Catorce años ejercí el arte de….

 Preguntar, indagar, argumentar, especular, sospechar, replicar, debatir, defender. 

Profesión :abogado. Defensor.




En los estrados, las preguntas eran mi espada y mi escudo. Me entrenaron para eso: no dejar cabos sueltos, no permitir silencios que se prestaran a la ambigüedad. Había que ir al fondo, aunque escociera.

Pero fuera de allí, la lógica del combate ya no sirve. Me enseñaron —a la fuerza, quizá— que lejos del juicio y del expediente, hay preguntas que no se hacen. Por cortesía. Por compasión. Por respeto. O por simple sentido de supervivencia.


No pregunto la edad, sobre todo a las mujeres. No por tabú, sino porque aprendí que el tiempo pesa distinto para cada quien.

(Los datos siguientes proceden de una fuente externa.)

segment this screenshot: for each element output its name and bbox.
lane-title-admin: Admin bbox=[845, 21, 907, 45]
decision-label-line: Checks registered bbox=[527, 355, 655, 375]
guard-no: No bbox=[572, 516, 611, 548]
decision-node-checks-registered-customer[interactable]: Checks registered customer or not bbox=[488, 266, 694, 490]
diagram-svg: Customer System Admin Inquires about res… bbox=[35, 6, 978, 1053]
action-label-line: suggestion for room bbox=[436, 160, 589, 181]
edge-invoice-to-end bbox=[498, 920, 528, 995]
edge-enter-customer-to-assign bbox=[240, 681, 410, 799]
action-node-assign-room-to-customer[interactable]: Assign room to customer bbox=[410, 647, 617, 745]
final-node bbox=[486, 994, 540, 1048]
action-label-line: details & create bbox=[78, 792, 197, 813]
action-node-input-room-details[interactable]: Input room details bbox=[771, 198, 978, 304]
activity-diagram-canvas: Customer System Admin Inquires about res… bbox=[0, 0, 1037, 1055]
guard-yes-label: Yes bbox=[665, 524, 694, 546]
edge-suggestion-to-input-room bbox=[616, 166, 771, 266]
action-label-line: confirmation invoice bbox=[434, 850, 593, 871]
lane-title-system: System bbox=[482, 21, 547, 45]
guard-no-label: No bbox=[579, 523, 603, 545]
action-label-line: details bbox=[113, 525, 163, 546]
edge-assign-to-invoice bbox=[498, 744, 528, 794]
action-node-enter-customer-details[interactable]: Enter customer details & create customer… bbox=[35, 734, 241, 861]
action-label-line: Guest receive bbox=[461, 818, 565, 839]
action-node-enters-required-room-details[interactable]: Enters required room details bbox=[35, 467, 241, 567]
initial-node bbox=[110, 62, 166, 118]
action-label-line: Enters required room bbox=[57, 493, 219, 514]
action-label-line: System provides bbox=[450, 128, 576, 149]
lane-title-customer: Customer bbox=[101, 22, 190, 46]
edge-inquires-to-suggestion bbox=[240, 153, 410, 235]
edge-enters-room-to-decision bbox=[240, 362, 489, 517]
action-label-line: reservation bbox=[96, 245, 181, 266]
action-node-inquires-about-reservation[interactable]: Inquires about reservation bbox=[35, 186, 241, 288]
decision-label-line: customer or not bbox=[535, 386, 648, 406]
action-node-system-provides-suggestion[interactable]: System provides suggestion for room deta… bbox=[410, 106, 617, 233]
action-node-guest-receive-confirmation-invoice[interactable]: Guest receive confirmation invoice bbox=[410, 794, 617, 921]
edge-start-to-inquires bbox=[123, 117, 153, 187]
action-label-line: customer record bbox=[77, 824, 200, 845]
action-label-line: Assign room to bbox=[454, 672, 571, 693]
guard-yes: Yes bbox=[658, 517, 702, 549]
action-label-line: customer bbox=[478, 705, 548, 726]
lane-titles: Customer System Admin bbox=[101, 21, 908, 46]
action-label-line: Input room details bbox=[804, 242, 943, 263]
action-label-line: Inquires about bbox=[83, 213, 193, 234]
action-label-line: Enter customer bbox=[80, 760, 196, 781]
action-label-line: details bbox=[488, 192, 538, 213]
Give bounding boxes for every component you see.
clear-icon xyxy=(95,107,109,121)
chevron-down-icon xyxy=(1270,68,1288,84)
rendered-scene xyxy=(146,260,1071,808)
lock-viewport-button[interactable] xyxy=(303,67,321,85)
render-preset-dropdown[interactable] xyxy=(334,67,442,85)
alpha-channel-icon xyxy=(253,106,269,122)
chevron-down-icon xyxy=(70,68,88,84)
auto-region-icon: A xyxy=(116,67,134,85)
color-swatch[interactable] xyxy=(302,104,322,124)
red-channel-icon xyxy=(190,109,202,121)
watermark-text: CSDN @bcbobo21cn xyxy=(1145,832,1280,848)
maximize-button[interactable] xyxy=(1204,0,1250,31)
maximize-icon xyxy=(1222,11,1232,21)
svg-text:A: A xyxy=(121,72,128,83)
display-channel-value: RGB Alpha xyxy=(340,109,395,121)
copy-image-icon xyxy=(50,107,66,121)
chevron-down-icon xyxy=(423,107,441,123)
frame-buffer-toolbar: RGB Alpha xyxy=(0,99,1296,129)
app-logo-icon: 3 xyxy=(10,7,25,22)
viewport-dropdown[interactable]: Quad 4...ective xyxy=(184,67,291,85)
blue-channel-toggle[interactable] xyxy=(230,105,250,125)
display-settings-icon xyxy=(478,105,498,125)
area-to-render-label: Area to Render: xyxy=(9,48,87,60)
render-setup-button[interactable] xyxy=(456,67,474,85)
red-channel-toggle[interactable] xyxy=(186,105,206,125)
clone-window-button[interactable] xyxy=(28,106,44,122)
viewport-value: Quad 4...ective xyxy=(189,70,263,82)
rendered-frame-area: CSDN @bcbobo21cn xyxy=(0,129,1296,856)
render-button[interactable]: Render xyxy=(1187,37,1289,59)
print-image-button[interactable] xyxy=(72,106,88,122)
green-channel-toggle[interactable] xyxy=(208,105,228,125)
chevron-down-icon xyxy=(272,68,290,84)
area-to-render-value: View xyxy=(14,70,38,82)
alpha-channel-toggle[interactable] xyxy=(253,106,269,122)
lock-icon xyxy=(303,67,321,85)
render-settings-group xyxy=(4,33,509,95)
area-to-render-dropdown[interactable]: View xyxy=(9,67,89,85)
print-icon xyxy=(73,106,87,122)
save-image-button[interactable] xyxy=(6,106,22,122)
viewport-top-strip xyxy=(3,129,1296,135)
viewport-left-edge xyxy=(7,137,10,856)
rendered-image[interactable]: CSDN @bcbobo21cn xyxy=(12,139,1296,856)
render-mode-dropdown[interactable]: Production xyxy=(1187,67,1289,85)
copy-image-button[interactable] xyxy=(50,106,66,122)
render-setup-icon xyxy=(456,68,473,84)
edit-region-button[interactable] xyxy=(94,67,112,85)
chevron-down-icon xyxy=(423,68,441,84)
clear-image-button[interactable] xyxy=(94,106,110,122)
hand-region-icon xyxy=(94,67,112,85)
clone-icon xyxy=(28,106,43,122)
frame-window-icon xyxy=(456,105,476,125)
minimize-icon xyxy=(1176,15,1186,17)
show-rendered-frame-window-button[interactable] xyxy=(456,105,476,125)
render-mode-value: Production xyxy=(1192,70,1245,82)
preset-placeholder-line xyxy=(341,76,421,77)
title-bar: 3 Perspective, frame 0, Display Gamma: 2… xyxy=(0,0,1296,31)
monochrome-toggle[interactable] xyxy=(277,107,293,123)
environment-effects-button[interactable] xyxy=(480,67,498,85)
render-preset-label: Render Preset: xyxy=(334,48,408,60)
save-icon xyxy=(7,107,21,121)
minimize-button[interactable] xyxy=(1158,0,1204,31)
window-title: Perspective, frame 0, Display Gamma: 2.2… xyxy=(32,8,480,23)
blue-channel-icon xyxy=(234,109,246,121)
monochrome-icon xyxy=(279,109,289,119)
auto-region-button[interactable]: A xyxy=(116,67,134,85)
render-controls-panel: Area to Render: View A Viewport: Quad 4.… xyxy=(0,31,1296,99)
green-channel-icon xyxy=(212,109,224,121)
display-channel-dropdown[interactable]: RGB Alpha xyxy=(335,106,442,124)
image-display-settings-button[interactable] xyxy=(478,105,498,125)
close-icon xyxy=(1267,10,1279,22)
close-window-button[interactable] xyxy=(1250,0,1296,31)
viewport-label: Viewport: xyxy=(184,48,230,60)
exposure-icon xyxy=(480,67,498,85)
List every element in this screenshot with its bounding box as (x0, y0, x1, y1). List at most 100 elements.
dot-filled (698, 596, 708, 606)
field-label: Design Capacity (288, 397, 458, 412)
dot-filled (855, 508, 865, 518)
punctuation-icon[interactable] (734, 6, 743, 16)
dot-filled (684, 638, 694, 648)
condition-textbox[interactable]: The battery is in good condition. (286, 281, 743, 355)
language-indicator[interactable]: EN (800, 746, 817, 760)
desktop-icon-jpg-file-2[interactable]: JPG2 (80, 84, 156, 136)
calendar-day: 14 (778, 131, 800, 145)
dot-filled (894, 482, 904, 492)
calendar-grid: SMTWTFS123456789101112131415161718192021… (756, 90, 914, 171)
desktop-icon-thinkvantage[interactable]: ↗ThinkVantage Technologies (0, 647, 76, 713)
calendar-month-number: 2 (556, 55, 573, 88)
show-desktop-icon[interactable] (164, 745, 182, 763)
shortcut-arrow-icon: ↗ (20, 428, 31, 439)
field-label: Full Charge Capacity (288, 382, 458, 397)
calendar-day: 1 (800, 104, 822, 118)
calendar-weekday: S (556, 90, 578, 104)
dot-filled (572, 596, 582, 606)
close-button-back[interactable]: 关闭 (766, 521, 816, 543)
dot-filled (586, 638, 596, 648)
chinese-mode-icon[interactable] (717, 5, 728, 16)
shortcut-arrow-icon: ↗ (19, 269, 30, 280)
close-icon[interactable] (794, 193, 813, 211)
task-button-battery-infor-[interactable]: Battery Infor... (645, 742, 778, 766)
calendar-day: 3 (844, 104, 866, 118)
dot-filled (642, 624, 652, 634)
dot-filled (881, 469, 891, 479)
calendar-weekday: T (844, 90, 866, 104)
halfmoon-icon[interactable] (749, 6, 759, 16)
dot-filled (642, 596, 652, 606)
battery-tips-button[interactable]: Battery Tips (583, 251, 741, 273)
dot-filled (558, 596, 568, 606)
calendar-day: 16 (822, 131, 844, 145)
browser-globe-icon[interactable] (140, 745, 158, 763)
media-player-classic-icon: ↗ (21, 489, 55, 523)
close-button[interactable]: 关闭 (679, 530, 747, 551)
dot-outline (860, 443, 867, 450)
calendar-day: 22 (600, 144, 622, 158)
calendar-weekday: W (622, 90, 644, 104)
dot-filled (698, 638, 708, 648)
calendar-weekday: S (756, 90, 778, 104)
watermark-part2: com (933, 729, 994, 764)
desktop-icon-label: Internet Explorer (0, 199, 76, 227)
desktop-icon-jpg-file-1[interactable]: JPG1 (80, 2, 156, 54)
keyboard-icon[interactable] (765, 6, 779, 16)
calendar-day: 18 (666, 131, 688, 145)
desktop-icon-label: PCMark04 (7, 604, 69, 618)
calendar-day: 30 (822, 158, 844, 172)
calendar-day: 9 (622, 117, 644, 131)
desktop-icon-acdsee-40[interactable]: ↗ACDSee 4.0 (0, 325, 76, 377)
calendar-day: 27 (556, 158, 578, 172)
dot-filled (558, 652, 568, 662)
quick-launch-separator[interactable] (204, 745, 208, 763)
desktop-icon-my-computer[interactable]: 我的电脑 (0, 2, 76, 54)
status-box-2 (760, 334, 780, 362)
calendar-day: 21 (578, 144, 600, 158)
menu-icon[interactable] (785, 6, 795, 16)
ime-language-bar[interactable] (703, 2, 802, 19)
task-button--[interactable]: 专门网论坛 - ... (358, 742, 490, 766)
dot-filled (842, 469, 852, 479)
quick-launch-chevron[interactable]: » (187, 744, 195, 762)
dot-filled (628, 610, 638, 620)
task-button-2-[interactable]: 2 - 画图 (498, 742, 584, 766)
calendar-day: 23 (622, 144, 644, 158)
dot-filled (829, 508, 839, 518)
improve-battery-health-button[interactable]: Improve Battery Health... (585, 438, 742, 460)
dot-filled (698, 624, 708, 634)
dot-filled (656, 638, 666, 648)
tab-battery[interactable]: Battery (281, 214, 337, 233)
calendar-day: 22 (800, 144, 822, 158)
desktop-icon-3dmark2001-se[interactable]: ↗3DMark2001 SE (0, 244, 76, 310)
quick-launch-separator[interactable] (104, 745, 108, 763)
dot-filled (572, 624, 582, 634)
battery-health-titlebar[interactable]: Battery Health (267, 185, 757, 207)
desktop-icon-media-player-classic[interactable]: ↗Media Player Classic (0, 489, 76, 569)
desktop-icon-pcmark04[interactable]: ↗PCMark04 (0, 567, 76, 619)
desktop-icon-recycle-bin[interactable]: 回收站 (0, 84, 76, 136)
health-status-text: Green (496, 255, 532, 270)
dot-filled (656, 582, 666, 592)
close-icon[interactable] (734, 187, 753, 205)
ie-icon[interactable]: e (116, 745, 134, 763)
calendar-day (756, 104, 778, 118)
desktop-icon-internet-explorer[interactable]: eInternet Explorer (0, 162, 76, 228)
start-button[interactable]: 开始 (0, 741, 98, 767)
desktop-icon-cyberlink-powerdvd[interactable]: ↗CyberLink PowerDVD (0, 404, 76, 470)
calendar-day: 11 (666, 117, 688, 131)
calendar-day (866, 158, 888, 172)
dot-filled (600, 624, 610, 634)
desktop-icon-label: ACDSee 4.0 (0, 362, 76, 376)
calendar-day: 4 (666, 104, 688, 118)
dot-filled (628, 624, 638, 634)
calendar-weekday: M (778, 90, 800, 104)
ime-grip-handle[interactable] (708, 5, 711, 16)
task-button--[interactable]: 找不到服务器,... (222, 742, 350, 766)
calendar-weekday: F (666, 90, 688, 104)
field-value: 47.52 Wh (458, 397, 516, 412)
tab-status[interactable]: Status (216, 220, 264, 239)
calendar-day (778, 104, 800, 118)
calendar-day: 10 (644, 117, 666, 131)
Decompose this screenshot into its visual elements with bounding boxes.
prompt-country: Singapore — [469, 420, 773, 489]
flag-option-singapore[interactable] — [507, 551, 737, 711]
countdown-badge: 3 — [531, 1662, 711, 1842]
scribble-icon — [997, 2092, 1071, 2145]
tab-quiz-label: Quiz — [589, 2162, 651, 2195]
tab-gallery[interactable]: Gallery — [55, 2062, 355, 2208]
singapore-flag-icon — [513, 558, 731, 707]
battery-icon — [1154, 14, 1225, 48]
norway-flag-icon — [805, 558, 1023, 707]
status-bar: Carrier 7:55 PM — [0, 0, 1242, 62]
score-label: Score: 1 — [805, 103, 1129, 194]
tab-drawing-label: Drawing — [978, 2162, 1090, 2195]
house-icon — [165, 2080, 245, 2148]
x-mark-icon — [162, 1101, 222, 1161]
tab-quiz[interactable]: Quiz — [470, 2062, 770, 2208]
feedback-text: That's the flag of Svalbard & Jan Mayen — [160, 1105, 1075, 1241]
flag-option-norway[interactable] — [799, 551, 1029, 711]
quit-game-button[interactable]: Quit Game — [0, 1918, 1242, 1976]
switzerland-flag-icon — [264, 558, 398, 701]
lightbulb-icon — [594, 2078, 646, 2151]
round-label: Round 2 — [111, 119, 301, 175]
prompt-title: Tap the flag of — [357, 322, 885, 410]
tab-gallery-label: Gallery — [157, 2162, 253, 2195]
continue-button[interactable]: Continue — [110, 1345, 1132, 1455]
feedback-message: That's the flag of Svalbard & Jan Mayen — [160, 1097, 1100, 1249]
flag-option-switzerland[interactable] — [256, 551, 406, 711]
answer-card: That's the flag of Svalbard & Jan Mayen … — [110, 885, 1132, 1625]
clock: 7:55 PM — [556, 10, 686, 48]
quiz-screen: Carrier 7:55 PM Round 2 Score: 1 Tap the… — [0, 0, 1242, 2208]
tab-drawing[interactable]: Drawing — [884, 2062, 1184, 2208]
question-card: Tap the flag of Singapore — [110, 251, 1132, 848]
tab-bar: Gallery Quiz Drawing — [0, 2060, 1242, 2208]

No pregunto por la salud si el cuerpo ya grita lo que las palabras no pueden decir. Cuando alguien se transforma visiblemente —pierde peso, la mirada, el ánimo—, callo. Observo. Acompaño si me lo permiten.


No indago sobre relaciones entre personas si intuyo que detrás hay dolores, secretos, pactos que no me pertenecen.

Simplemente no pregunto.

Escucho.

Analizo.

Siento en silencio.

Y callo esa respuesta que, muchas veces, tengo lista en la punta de la lengua.

Y me ha ido bien. Mejor, incluso.

Con menos palabras, tengo menos conflictos. Menos enredos. Más paz.


No es cobardía. Es una forma de amar al mundo con delicadeza.